A common problem faced by statisticians is calculating the sample size required to yield a certain power for a test, given a predetermined Type I error rate $\alpha$. As follows, this can be estimated by pre-determined tables for certain values, by Mead’s resource equation, or, more generally, by the cumulative distribution function.

### By Tables

The table shown in can be used in a two-sample $\text{t}$-test to estimate the sample sizes of an experimental group and a control group that are of equal size—that is, the total number of individuals in the trial is twice that of the number given, and the desired significance level is 0.05.

Sample Size Determination: This table can be used in a two-sample $\text{t}$-test to estimate the sample sizes of an experimental group and a control group that are of equal size.

The parameters used are:

• The desired statistical power of the trial, shown in column to the left.
• Cohen’s $\text{D}$ (effect size), which is the expected difference between the means of the target values between the experimental group and the control group divided by the expected standard deviation.

### Mead’s Resource Equation

Mead’s resource equation is often used for estimating sample sizes of laboratory animals, as well as in many other laboratory experiments. It may not be as accurate as using other methods in estimating sample size, but gives a hint of what is the appropriate sample size where parameters such as expected standard deviations or expected differences in values between groups are unknown or very hard to estimate.

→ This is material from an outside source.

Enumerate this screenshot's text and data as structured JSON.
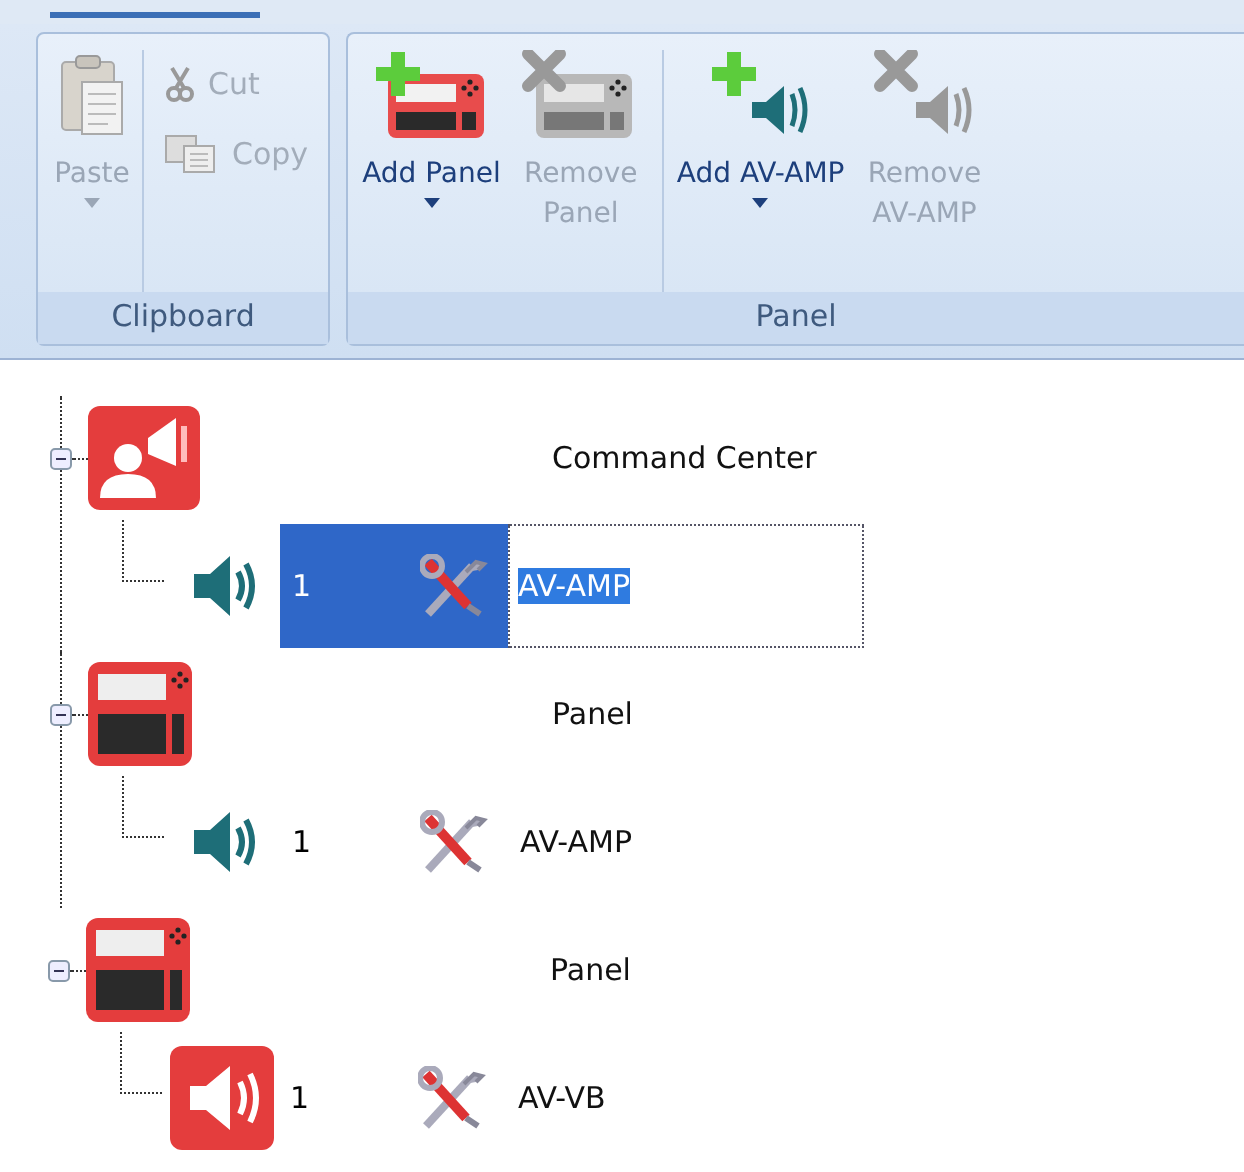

All the parameters in the equation are in fact the degrees of freedom of the number of their concepts, and hence, their numbers are subtracted by 1 before insertion into the equation. The equation is:

$\text{E}=\text{N}-\text{B}-\text{T}$

where:

• $\text{N}$ is the total number of individuals or units in the study (minus 1)
• $\text{B}$ is the blocking component, representing environmental effects allowed for in the design (minus 1)
• $\text{T}$ is the treatment component, corresponding to the number of treatment groups (including control group) being used, or the number of questions being asked (minus 1)
• $\text{E}$ is the degrees of freedom of the error component, and should be somewhere between 10 and 20.

### By Cumulative Distribution Function

Let $\text{X}_\text{i}, \text{i} = 1, 2, \dots, \text{n}$, be independent observations taken from a normal distribution with unknown mean $\mu$ and known variance $\sigma^2$. Let us consider two hypotheses, a null hypothesis:

$\text{H}_0: \mu = 0$

and an alternative hypothesis:

$\text{H}_\text{a}: \mu = \mu^*$

for some “smallest significant difference” $\mu^* > 0$. This is the smallest value for which we care about observing a difference. Now, if we wish to:

1. reject $\text{H}_0$ with a probability of at least $1-\beta$ when $\text{H}_\text{a}$ is true (i.e., a power of $1-\beta$), and
2. reject $\text{H}_0$ with probability $\alpha$ when $\text{H}_0$ is true,

then we need the following:

If $\text{z}_{\alpha}$ is the upper $\alpha$ percentage point of the standard normal distribution, then:

$\displaystyle \text{Pr}\left( \frac { \bar { \text{x} } >{ \text{z} }_{ \text{a} }\sigma }{ \sqrt { \text{n} } } |{ \text{H} }_{ 0 } \ \text{ is true} \right) =\alpha$,

and so “reject $\text{H}_0$ if our sample average is more than $\frac { { \text{z} }_{ \text{a} }\sigma }{ \sqrt { \text{n} } }$” is a decision rule that satisfies number 2 above. Note that this is a one-tailed test.